02/13/2026
A pastoral reflection I’ve been sitting with lately…
I’m deeply grateful for the Church. I love her passion, creativity, and hunger for God. At the same time, I’ve been reflecting on some trends I see in parts of the North American church — and I’m processing this as someone inside it, not outside throwing stones.
I wonder if, in some places, we may have unintentionally drifted toward hype over depth — where emotion can begin to function as proof of God’s presence, volume substitutes for substance, and catchy phrases sometimes replace careful discipleship.
Some thoughts I’ve been considering:
• Emotion is a gift — but it may be carrying more weight than it was meant to. Scripture never makes emotion the test of truth or maturity. Feelings matter, but they aren’t the foundation of faith.
• Memorable phrases and Christian cliches are powerful — but formation requires more than slogans. When our words aren’t deeply rooted in Scripture and theology, we risk raising people who know Christian language but haven’t been formed in Christian thinking.
• Hype gathers a crowd — formation builds a people. The slow, patient work of teaching Scripture, shaping character, and walking faithfully through suffering rarely trends. But it’s the kind of work that produces resilient faith.
• Intensity isn’t always the same as depth. Sometimes our language can become inflated, and we can unintentionally equate volume with anointing. I think many people are quietly longing for something weightier and more lasting.

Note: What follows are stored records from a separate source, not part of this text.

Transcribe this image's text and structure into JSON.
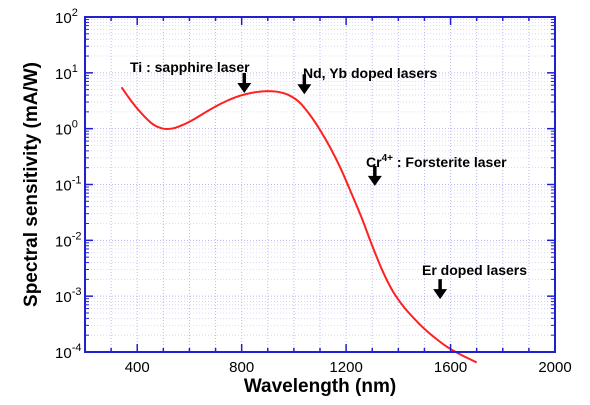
{
  "chart_data": {
    "type": "line",
    "xlabel": "Wavelength (nm)",
    "ylabel": "Spectral sensitivity (mA/W)",
    "xlim": [
      200,
      2000
    ],
    "ylim_log10": [
      -4,
      2
    ],
    "y_scale": "log",
    "grid": true,
    "x_ticks": [
      400,
      800,
      1200,
      1600,
      2000
    ],
    "x_tick_labels": [
      "400",
      "800",
      "1200",
      "1600",
      "2000"
    ],
    "y_ticks_exponents": [
      2,
      1,
      0,
      -1,
      -2,
      -3,
      -4
    ],
    "y_tick_base": "10",
    "y_tick_exp_labels": [
      "2",
      "1",
      "0",
      "-1",
      "-2",
      "-3",
      "-4"
    ],
    "series": [
      {
        "color": "#ff2020",
        "x": [
          340,
          380,
          420,
          460,
          500,
          540,
          580,
          620,
          660,
          700,
          740,
          780,
          820,
          860,
          900,
          940,
          980,
          1020,
          1060,
          1100,
          1140,
          1180,
          1220,
          1260,
          1300,
          1340,
          1380,
          1420,
          1460,
          1500,
          1540,
          1580,
          1620,
          1660,
          1700
        ],
        "y": [
          5.5,
          3.0,
          1.8,
          1.2,
          1.0,
          1.02,
          1.2,
          1.5,
          1.95,
          2.5,
          3.1,
          3.7,
          4.2,
          4.55,
          4.7,
          4.55,
          4.0,
          3.0,
          1.8,
          0.95,
          0.45,
          0.19,
          0.07,
          0.025,
          0.008,
          0.0028,
          0.0012,
          0.00065,
          0.0004,
          0.00026,
          0.00018,
          0.00013,
          0.0001,
          8e-05,
          6.5e-05
        ]
      }
    ],
    "annotations": [
      {
        "text": "Ti : sapphire laser",
        "arrow_x": 810,
        "arrow_y": 3.7
      },
      {
        "text": "Nd, Yb doped lasers",
        "arrow_x": 1040,
        "arrow_y": 3.5
      },
      {
        "text": "Cr",
        "superscript": "4+",
        "suffix": " : Forsterite laser",
        "arrow_x": 1310,
        "arrow_y": 0.08
      },
      {
        "text": "Er doped lasers",
        "arrow_x": 1560,
        "arrow_y": 0.00075
      }
    ]
  }
}
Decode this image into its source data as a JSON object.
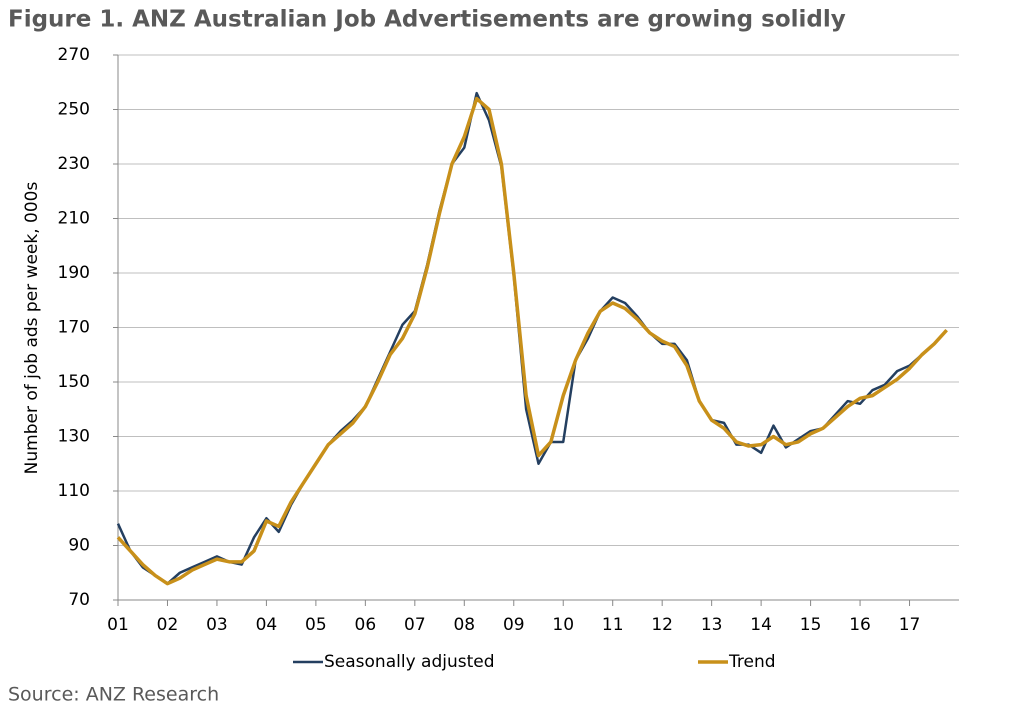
{
  "chart_data": {
    "type": "line",
    "title": "Figure 1. ANZ Australian Job Advertisements are growing solidly",
    "y_label": "Number of job ads per week, 000s",
    "source": "Source: ANZ Research",
    "x": [
      2001,
      2001.25,
      2001.5,
      2001.75,
      2002,
      2002.25,
      2002.5,
      2002.75,
      2003,
      2003.25,
      2003.5,
      2003.75,
      2004,
      2004.25,
      2004.5,
      2004.75,
      2005,
      2005.25,
      2005.5,
      2005.75,
      2006,
      2006.25,
      2006.5,
      2006.75,
      2007,
      2007.25,
      2007.5,
      2007.75,
      2008,
      2008.25,
      2008.5,
      2008.75,
      2009,
      2009.25,
      2009.5,
      2009.75,
      2010,
      2010.25,
      2010.5,
      2010.75,
      2011,
      2011.25,
      2011.5,
      2011.75,
      2012,
      2012.25,
      2012.5,
      2012.75,
      2013,
      2013.25,
      2013.5,
      2013.75,
      2014,
      2014.25,
      2014.5,
      2014.75,
      2015,
      2015.25,
      2015.5,
      2015.75,
      2016,
      2016.25,
      2016.5,
      2016.75,
      2017,
      2017.25,
      2017.5,
      2017.75
    ],
    "series": [
      {
        "name": "Seasonally adjusted",
        "color": "#243f60",
        "width": 2.5,
        "values": [
          98,
          88,
          82,
          79,
          76,
          80,
          82,
          84,
          86,
          84,
          83,
          93,
          100,
          95,
          105,
          113,
          120,
          127,
          132,
          136,
          141,
          151,
          161,
          171,
          176,
          193,
          213,
          230,
          236,
          256,
          246,
          229,
          189,
          140,
          120,
          128,
          128,
          158,
          166,
          176,
          181,
          179,
          174,
          168,
          164,
          164,
          158,
          143,
          136,
          135,
          127,
          127,
          124,
          134,
          126,
          129,
          132,
          133,
          138,
          143,
          142,
          147,
          149,
          154,
          156,
          160,
          164,
          169
        ]
      },
      {
        "name": "Trend",
        "color": "#c8901a",
        "width": 3.5,
        "values": [
          93,
          88,
          83,
          79,
          76,
          78,
          81,
          83,
          85,
          84,
          84,
          88,
          99,
          97,
          106,
          113,
          120,
          127,
          131,
          135,
          141,
          150,
          160,
          166,
          175,
          192,
          212,
          230,
          240,
          254,
          250,
          230,
          190,
          145,
          123,
          128,
          145,
          158,
          168,
          176,
          179,
          177,
          173,
          168,
          165,
          163,
          156,
          143,
          136,
          133,
          128,
          126.5,
          127,
          130,
          127,
          128,
          131,
          133,
          137,
          141,
          144,
          145,
          148,
          151,
          155,
          160,
          164,
          169
        ]
      }
    ],
    "xlim": [
      2001,
      2018
    ],
    "xticks": [
      {
        "value": 2001,
        "label": "01"
      },
      {
        "value": 2002,
        "label": "02"
      },
      {
        "value": 2003,
        "label": "03"
      },
      {
        "value": 2004,
        "label": "04"
      },
      {
        "value": 2005,
        "label": "05"
      },
      {
        "value": 2006,
        "label": "06"
      },
      {
        "value": 2007,
        "label": "07"
      },
      {
        "value": 2008,
        "label": "08"
      },
      {
        "value": 2009,
        "label": "09"
      },
      {
        "value": 2010,
        "label": "10"
      },
      {
        "value": 2011,
        "label": "11"
      },
      {
        "value": 2012,
        "label": "12"
      },
      {
        "value": 2013,
        "label": "13"
      },
      {
        "value": 2014,
        "label": "14"
      },
      {
        "value": 2015,
        "label": "15"
      },
      {
        "value": 2016,
        "label": "16"
      },
      {
        "value": 2017,
        "label": "17"
      }
    ],
    "ylim": [
      70,
      270
    ],
    "yticks": [
      70,
      90,
      110,
      130,
      150,
      170,
      190,
      210,
      230,
      250,
      270
    ],
    "grid": true
  }
}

The biblical vision of maturity feels steadier than our moment:
“Solid food is for the mature, for those who have their powers of discernment trained…” (Hebrews 5:14)
Trained. Discernment. Time.
None of that is instant.
I don’t believe people are hungry for less Spirit or less passion. I think they’re hungry for depth — for a faith that holds when emotions fade, for presence without performance, for Christ at the center rather than the experience around Him.
Not dead orthodoxy.
Not emotionalism.
But rooted, discerning, enduring faith.